Una squadra, ma non di amici

29 Aprile 2022 di Stefano Olivari

Fra i grandi successi dello sport italiano quello meno celebrato è stato di sicuro la vittoria della Coppa Davis 1976, di cui si è tornati a parlare solo in questi giorni per la docu-serie, qualsiasi cosa voglia dire, Una squadra, il lavoro di Domenico Procacci che sarà nei cinema il 2,3 e 4 maggio, e poi dal 14, dieci giorni dopo, su Sky. Poi ci si lamenta che la gente non va più nelle sale. Anche se, per esprimerci in cialtronese, potremmo dire che sono esperienze diverse…

Ma ovviamente volevamo parlare di tennis e appunto di quella Davis, che fu l’unica vinta in quel grande ciclo di Panatta-Bertolucci-Barazzutti-Zugarelli, da ricordare anche per le tre finali, tutte giocate in trasferta, con l’Australia di John Alexander, gli Stati Uniti di McEnroe e la Cecoslovacchia di Lendl. Con il viaggio in Cile, nel Cile di Pinochet, che di fatto fu imposto da Nicola Pietrangeli, capitano grandissimo ma poco apprezzato dai suoi giocatori, in particolare da Panatta, che non tolleravano che media e pubblico spesso considerassero lui e non loro la stella della squadra. E che alla prima occasione, nel 1978, lo fecero fuori, con Panatta ad imporre il suo amico Bitti Bergamo.

Poi il tempo cancella tutto: Pietrangeli ha 89 anni, Panatta 72, eccetera… Ma non cancella che quella fosse tutto tranne che una squadra, e meno che mai una squadra di amici. Come prova anche il fatto che nel dopo tennis non si siano mai frequentati nemmeno di striscio, tranne qualche volta Panatta e Bertolucci prima del grande freddo seguito alla scelta di Bertolucci di succedere a Panatta come capitano di Davis. Che per vincere si debba essere amici è poi un falso mito, smentito dagli sport di squadra e a maggior ragione da quelli individuali.

Eravamo al Foro Italico, in una domenica di pioggerellina ma in cui comunque si giocò, quando nel 2016 i quattro moschettieri azzurri poco prima della finale vinta da Murray su Djokovic, furono premiati dalla FIT di Binaghi per il quarantennale dell’impresa. Una scena imbarazzante, nonostante un Malagò cerimoniere in grande forma, visti i rapporti di Panatta con la federazione (anche al netto delle vicende giudiziarie, con lui dalla parte del torto) e la palese poca sintonia fra tutti. Quasi un atto dovuto, un compitino.

Perché Bertolucci nella memoria collettiva viene sempre ricordato sempre in relazione a Panatta, ma come singolarista fu anche più promettente di lui (numero 12 del mondo a 22 anni…) prima di adagiarsi nel ruolo di giocatore da Davis e di spalla del divo.
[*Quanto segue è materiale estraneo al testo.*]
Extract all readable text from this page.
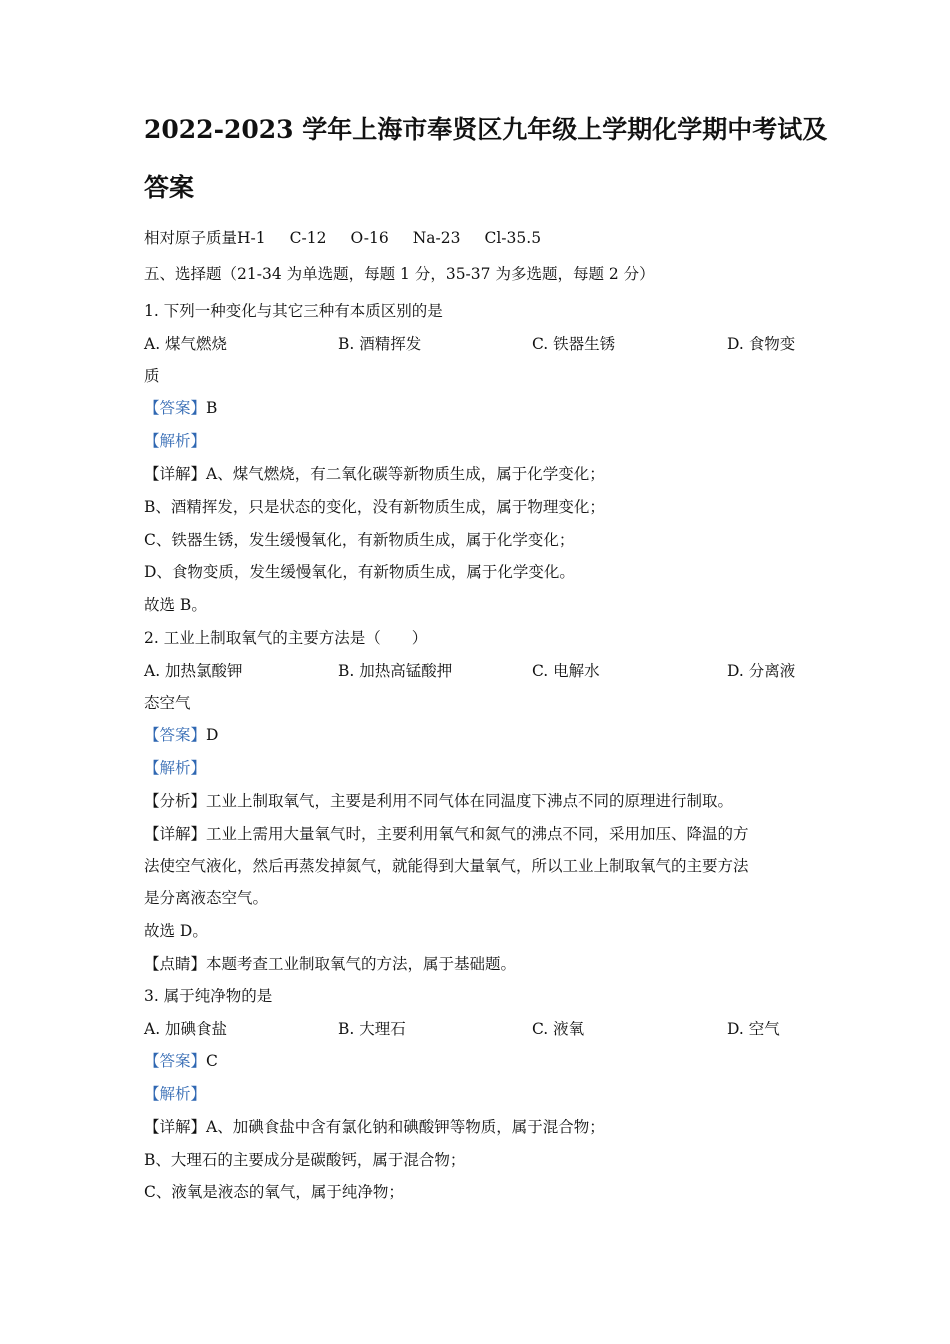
2022-2023 学年上海市奉贤区九年级上学期化学期中考试及
答案
相对原子质量H-1 C-12 O-16 Na-23 Cl-35.5
五、选择题（21-34 为单选题，每题 1 分，35-37 为多选题，每题 2 分）
1. 下列一种变化与其它三种有本质区别的是
A. 煤气燃烧	B. 酒精挥发	C. 铁器生锈	D. 食物变
质
【答案】B
【解析】
【详解】A、煤气燃烧，有二氧化碳等新物质生成，属于化学变化；
B、酒精挥发，只是状态的变化，没有新物质生成，属于物理变化；
C、铁器生锈，发生缓慢氧化，有新物质生成，属于化学变化；
D、食物变质，发生缓慢氧化，有新物质生成，属于化学变化。
故选 B。
2. 工业上制取氧气的主要方法是（　　）
A. 加热氯酸钾	B. 加热高锰酸押	C. 电解水	D. 分离液
态空气
【答案】D
【解析】
【分析】工业上制取氧气，主要是利用不同气体在同温度下沸点不同的原理进行制取。
【详解】工业上需用大量氧气时，主要利用氧气和氮气的沸点不同，采用加压、降温的方
法使空气液化，然后再蒸发掉氮气，就能得到大量氧气，所以工业上制取氧气的主要方法
是分离液态空气。
故选 D。
【点睛】本题考查工业制取氧气的方法，属于基础题。
3. 属于纯净物的是
A. 加碘食盐	B. 大理石	C. 液氧	D. 空气
【答案】C
【解析】
【详解】A、加碘食盐中含有氯化钠和碘酸钾等物质，属于混合物；
B、大理石的主要成分是碳酸钙，属于混合物；
C、液氧是液态的氧气，属于纯净物；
Barazzutti, al suo top numero 7 ATP, si riteneva sottovalutato dai giornalisti, anche per il suo stile di gioco scacciapubblico (a chi critica il tennis di oggi andrebbe inflitto almeno un game di Barazzutti-Higueras, e citiamo due ex top ten), mentre Zugarelli (numero 24 al suo meglio) era l’eterna riserva, legata pochi exploit, su tutti quello sull’erba contro Roger Taylor e John Lloyd, nel magico 1976.

Siamo sicuri al 100% che in assenza di infortuni l’Italia di Berrettini, Sinner, Sonego e Musetti vincerà come minimo una Davis, anche improvvisando il doppio che con la formula attuale è ancora più importante. Successi che saranno senz’altro più celebrati di quello del 1976, quando il 90% di politici e media diceva cose non dissimili da quelle che si dicono oggi sulle sanzioni ai russi. E non a caso Panatta. Bertolucci, Barazzutti e Zugarelli, all’epoca incerti, ritengono una follia tenere fuori Medvedev o Rublev da Wimbledon e a maggior ragione da Roma. Amici mai, un mito sempre. Se nel 2022 in qualche bar italiano, anche bar web, si parla di tennis il merito è loro.